ANNAPOLIS JUNCTION, Md.Boeing [BA] recently celebrated the opening of a new cyber security center in Maryland near the home of the National Security Agency (NSA) in a move that for the first time brings the full spectrum of the company’s cyber capabilities in one location while enhancing its ability to work with its various customers, including the intelligence community.

At the new Cyber Engagement Center near Fort Meade, Boeing analysts can monitor the company’s global computer network for potential security threats while also allowing it to demonstrate new technology and solutions for its customers in a live environment, company officials said.

“This center is a combination of a center that provides protection of Boeing’s operational network while we have the capability to demonstrate new technologies for customers,” said Dennis Muilenburg, president and CEO of Boeing’s Defense, Space and Security division. The company has more than 250,000 users on its network and more than one million nodes so “protecting our global network every day is a tough demanding job,” he said.

Boeing has a network operations center in Bellevue, Wash., but locating it at the CEC enables the company to give its national security customers “better insight” into what it does with its own network and how the company can help them with their mission, said Roger Krone, president of Boeing Network & Space Systems.

“”We had this vision that said, ‘I wonder if we can bring all the best of the Boeing into a facility where you could walk outside the gate of NSA and come visit,’ and that’s really what we’ve been able to do here,” Krone said.

In the past two years, Boeing has made a number of acquisitions to allow it to offer more comprehensive information security capabilities through the purchase of Argon ST, eXMeritus, Kestrel and Narus. Organic growth is Boeing’s preferred path forward but it will continue to consider niche acquisitions in cyber security, Muilenburg said.

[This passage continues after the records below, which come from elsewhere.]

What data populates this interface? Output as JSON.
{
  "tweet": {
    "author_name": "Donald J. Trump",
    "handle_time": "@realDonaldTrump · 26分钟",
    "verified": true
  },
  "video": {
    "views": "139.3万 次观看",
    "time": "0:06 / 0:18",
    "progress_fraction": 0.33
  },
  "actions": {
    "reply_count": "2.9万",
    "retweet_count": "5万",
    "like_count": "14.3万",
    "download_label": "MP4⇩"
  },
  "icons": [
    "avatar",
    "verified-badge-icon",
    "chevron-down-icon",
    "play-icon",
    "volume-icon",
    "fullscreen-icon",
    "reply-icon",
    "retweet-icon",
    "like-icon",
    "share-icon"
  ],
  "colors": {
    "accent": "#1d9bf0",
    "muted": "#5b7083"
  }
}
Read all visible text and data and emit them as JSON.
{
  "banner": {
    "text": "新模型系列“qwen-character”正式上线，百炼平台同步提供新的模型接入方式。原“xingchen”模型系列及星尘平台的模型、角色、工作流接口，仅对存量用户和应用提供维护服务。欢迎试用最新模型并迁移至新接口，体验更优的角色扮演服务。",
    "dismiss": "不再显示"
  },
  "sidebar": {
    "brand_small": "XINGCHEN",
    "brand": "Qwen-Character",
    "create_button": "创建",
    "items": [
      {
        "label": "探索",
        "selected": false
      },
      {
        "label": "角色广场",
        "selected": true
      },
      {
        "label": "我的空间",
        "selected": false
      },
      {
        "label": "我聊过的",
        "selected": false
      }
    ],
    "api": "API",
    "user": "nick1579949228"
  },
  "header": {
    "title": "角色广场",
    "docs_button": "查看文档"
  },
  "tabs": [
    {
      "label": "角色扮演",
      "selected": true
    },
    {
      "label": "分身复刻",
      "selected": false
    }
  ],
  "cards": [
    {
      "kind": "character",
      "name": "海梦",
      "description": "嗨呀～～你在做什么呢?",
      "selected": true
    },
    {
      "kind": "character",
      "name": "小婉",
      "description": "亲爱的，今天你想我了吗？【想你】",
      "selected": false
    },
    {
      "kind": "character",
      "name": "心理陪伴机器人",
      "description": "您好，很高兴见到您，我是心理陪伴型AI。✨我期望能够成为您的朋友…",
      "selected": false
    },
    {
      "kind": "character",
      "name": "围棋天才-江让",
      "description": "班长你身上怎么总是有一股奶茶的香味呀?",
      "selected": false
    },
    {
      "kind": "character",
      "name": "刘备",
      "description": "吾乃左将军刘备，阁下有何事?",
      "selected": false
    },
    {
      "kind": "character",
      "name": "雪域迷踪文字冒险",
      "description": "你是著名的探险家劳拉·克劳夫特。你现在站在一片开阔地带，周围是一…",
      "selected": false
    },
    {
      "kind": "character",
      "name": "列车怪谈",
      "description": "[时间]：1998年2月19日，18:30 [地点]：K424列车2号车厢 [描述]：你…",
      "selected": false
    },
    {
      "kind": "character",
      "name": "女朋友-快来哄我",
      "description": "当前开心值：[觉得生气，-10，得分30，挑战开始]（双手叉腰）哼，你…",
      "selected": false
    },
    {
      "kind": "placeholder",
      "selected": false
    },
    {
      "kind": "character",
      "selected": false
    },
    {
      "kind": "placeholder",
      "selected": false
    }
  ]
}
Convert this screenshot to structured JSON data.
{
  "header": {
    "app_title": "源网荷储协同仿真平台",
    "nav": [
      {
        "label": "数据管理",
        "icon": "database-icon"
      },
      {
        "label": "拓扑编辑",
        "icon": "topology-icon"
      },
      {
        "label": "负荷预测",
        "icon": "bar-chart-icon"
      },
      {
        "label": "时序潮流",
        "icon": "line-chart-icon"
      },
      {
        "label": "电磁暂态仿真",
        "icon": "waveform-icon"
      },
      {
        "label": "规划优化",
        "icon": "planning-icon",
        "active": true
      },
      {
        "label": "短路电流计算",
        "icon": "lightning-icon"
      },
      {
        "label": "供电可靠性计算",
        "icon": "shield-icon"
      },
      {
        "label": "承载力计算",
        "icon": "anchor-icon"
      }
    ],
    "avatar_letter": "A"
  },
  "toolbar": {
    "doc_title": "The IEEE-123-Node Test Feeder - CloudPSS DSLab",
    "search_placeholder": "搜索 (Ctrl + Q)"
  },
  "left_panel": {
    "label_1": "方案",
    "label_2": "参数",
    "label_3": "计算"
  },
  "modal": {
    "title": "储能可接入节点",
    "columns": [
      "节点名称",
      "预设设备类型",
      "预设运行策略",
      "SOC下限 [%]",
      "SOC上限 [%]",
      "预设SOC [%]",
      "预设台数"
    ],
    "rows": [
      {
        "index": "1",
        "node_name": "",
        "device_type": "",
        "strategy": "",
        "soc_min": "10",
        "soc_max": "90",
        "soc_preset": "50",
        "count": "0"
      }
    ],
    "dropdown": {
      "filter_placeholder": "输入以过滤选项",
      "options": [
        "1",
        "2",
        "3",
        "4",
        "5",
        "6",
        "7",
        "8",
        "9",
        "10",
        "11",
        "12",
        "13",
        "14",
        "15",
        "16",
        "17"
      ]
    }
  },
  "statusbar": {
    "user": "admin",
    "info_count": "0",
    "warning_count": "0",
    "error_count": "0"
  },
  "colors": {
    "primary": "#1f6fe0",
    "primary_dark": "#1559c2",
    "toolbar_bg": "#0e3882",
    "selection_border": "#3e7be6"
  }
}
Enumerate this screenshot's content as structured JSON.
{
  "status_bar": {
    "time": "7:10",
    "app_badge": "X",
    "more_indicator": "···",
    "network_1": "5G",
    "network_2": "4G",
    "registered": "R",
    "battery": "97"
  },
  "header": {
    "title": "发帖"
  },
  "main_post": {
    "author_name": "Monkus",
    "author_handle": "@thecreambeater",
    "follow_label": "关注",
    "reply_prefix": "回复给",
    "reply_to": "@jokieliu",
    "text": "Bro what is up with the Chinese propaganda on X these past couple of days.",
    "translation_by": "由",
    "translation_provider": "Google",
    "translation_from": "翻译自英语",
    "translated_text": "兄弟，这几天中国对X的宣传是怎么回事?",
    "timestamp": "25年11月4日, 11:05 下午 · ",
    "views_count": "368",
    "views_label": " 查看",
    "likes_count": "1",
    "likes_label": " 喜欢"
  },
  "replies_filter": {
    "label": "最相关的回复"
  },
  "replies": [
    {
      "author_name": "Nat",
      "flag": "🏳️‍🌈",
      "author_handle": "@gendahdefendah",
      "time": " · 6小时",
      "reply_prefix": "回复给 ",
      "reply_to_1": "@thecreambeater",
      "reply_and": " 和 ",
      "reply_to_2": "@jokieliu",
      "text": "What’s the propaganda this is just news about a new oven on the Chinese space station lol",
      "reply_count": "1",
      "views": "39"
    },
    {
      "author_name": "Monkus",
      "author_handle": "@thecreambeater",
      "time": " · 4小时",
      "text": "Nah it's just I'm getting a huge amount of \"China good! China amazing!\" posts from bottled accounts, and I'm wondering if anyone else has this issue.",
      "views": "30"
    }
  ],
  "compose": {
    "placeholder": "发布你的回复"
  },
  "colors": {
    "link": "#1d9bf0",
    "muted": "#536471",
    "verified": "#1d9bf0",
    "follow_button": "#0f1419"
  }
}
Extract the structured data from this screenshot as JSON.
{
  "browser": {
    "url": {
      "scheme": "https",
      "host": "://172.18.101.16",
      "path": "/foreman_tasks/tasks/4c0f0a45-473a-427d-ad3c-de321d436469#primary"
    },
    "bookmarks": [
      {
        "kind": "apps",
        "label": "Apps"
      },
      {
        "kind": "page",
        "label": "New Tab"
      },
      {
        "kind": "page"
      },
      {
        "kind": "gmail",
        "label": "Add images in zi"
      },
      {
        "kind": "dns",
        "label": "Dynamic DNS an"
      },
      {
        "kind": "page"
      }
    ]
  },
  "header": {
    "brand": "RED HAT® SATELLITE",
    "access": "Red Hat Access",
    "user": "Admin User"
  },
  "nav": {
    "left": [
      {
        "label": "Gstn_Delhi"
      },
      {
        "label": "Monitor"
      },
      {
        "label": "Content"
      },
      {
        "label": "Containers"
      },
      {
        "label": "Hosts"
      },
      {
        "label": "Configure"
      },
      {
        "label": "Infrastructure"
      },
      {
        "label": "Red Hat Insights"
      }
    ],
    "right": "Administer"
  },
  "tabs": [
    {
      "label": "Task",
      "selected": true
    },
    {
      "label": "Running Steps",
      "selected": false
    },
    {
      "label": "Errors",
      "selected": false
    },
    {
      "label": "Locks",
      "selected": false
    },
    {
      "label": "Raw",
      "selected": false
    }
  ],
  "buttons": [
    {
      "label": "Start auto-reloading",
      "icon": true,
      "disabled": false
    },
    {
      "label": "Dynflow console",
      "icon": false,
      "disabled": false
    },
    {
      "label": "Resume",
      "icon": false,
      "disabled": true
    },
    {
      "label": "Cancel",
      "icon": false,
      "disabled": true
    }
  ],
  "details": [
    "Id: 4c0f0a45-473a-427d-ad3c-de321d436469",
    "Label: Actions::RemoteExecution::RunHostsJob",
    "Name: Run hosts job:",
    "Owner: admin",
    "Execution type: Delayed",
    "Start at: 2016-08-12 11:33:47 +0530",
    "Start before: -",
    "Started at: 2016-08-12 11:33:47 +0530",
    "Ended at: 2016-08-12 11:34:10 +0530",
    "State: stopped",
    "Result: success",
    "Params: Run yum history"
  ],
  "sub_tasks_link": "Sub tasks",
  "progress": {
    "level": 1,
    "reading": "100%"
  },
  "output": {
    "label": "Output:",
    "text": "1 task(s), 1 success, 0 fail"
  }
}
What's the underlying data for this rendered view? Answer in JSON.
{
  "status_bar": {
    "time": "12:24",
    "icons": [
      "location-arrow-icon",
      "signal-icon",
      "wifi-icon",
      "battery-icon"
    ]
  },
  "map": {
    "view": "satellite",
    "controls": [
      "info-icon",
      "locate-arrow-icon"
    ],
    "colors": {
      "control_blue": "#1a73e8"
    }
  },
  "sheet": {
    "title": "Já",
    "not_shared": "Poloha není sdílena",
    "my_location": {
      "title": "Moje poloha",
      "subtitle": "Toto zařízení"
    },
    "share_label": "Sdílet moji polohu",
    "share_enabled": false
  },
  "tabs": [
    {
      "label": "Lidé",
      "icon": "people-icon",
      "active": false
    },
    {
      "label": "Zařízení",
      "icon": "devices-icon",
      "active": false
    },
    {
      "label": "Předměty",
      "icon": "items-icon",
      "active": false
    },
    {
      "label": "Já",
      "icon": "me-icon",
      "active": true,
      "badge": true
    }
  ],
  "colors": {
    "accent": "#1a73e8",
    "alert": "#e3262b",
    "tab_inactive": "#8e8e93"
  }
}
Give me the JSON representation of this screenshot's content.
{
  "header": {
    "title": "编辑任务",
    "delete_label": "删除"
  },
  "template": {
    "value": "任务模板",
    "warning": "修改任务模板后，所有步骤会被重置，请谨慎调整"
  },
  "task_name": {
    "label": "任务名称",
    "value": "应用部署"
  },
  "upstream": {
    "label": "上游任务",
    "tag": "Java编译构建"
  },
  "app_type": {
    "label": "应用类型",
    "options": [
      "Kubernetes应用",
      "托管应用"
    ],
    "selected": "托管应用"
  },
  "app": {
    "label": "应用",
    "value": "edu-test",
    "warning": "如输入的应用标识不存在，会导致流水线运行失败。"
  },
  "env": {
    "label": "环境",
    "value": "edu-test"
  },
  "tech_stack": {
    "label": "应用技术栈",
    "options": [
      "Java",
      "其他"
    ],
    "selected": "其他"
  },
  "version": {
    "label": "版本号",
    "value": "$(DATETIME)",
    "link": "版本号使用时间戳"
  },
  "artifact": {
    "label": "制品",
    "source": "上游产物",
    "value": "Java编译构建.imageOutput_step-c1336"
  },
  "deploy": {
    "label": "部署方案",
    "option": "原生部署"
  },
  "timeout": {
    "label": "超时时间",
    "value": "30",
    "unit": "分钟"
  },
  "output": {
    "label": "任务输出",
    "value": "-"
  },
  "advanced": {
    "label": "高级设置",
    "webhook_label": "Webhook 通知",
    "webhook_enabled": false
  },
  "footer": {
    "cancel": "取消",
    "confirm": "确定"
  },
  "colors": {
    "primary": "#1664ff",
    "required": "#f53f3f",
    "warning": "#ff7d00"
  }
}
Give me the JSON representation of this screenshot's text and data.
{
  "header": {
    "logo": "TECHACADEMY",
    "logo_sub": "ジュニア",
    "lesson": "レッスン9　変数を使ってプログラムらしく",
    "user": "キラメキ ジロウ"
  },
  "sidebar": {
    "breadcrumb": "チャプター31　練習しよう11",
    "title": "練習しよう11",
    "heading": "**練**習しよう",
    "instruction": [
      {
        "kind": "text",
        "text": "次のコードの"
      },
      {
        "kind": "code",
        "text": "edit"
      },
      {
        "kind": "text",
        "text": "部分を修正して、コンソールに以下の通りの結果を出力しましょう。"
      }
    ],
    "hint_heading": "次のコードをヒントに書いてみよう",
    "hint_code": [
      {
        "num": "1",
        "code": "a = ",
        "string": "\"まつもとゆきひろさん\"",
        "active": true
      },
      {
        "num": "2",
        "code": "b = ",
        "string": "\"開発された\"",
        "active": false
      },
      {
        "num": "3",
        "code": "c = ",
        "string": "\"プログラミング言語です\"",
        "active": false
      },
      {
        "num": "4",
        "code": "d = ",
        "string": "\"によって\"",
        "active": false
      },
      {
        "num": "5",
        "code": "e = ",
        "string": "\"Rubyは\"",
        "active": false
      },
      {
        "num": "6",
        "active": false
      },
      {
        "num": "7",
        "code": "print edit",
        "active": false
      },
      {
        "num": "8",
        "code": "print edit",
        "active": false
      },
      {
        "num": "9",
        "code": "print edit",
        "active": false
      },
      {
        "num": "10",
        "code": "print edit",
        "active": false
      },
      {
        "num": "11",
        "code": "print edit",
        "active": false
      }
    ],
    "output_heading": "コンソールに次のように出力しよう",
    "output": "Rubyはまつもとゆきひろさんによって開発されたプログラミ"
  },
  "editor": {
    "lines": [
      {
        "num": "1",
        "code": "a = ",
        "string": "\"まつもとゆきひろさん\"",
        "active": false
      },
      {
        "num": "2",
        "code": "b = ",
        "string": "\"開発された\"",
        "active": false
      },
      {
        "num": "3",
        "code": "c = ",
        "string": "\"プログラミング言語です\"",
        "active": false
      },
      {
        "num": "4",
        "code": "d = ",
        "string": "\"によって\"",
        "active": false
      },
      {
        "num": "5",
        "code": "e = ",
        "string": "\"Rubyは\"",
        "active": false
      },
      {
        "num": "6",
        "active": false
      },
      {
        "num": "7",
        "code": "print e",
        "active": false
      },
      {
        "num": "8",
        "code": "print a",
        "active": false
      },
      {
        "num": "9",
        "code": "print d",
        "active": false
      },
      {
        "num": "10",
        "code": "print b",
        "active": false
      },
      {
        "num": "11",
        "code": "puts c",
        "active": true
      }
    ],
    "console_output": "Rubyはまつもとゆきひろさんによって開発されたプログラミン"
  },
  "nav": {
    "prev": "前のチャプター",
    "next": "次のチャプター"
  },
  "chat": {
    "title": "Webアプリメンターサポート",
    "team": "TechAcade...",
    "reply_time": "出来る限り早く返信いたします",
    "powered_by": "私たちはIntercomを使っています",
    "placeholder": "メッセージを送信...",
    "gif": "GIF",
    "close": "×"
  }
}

Cyber security is one area of federal spending that Boeing believes will continue to grow amid a constrained budget environment. The company estimates that overall spending on cyber security, be it government or commercial, will continue to grow in the high single-digit to low double-digit range, with Boeing able to capture similar shares, the officials said.

Currently Boeing’s cyber security-related revenue, which the company doesn’t disclose, is about 80 percent from government contracts and 20 percent in the commercial market, the officials said.

Customers are still in the “early days” of grappling with their cyber security challenges, said John Hinshaw, vice president and general manager of Boeing Information Solutions. Krone, who characterizes the cyber arena as the “Wild West” in terms of the government just beginning to set forth regulations to enable “everyone to play safely,” said the cyber market a “100-year market for us.” This is one reason why Boeing was ready to invest in the CEC, he said.

The 32,000 square foot CEC facility will house between three and four dozen full-time employees with the ability to surge to over 100 for various exercises and demonstrations.

At the grand opening, Boeing demonstrated four of its technology solutions. One was the Secure Mobile Enterprise, in which the company is creating for itself and its customers the ability to use commercial-off-the-shelf mobile devices such as iPhones, iPads and Droids, in personal and secure work environments by offering end-to-end security capabilities.

The company also showed its security management platform, the Visual Security Operations Console, that was originally developed to integrated physical security sensors such as cameras and radars but can now display and alarm on threats to computer networks. In the demonstration, Boeing said that cyber threats could be isolated to a particular blade server.

Boeing also demonstrated its Cyber Threat Management Center that it uses to protect its global computer network and its TAC real-time situational awareness of cyber threats software platform.